Overall, the listing of Wraparound on the Prevention Services Clearinghouse is positive news. First, despite over 1,000 nominations of programs, Wraparound is one of only 50 or so to be listed in the Clearinghouse. Second, despite the above challenges of fitting its research base to the Clearinghouse criteria and process, Wraparound was found to be supported by evidence. Finally, states that seek to use Wraparound partly or wholly for its child welfare population now know of its status and what the rules are for including Wraparound in their Title IV-E plans.
Moving forward, there are two main implications of the Clearinghouse finding of “Promising” for Wraparound care coordination.
First, states that seek to fund Wraparound via Title IV-E will need to develop and describe a rigorous evaluation plan of Wraparound fidelity and outcomes. Because “Wraparound is worth doing well” (and often is not done well), we would argue such evaluation should be done with every large-scale Wraparound initiative. Wraparound also is implemented very differently in every state service system. As such, this requirement is far from unreasonable. Furthermore, the field now has a greater array of strategies for continuous quality improvement and evaluation than ever. These include fidelity measures (such as the Wraparound Fidelity Assessment System) and web-based software (such as the WrapStat system) that support rigorous evaluation of fidelity and outcomes. Also, states that organize their systems of care and Wraparound initiatives via care management entities (CME) will have additional, research-based methods to collect and use data that can meet FFPSA / Title IV-E criteria.
Second, now that we know what is lacking in the Wraparound evidence base (at least per criteria of the Clearinghouse), we also now know what we need to do to improve Wraparound’s Clearinghouse research support rating.
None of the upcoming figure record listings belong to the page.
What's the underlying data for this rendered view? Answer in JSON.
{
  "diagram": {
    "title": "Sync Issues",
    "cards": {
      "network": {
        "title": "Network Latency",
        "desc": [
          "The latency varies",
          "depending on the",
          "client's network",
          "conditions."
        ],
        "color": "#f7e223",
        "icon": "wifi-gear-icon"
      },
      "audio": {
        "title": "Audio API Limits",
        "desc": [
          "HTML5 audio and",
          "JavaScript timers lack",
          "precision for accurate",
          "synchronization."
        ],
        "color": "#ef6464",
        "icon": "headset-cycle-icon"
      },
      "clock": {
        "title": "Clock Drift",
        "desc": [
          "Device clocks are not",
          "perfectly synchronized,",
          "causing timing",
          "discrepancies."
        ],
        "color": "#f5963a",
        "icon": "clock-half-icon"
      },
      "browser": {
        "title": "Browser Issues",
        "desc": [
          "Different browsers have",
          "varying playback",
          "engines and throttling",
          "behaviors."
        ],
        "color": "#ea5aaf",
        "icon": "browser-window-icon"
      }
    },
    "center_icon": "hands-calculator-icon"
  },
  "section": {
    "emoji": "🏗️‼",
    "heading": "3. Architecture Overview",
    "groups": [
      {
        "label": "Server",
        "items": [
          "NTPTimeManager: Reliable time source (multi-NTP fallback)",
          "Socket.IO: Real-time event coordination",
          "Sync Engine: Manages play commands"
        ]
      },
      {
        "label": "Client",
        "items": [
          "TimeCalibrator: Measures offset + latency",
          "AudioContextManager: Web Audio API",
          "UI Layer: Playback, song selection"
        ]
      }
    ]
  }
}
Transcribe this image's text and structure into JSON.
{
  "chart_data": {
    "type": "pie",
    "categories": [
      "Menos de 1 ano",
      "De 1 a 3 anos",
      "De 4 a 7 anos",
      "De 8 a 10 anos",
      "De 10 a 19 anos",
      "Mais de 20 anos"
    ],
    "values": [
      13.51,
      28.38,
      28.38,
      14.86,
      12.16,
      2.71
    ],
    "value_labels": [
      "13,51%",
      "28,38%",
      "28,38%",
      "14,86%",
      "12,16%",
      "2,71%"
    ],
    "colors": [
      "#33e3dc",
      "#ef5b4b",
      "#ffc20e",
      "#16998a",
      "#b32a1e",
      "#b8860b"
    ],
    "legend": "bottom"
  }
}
States that choose to invest in Wraparound may consider seeking opportunities to partner with researchers to conduct evaluations with adequate rigor to meet Clearinghouse standards, such as by comparing Wraparound outcomes to comparison groups of similar youth, and collecting youth outcomes data at least 6 months post-transition. Although such levels of evaluation rigor won’t be necessary or possible in all state Wraparound rollouts, we should work together to find such opportunities where possible.
In the coming weeks, the NWI will issue further blogs and updated guidance documents on how Wraparound-implementing states can meet requirements for FFPSA evaluation plans, and tools and systems that can support evaluation. While the finding of Wraparound as “Promising” on the Clearinghouse may feel like mixed news, this news also provides clarity on next steps and an array of new, exciting challenges for us to work together to achieve.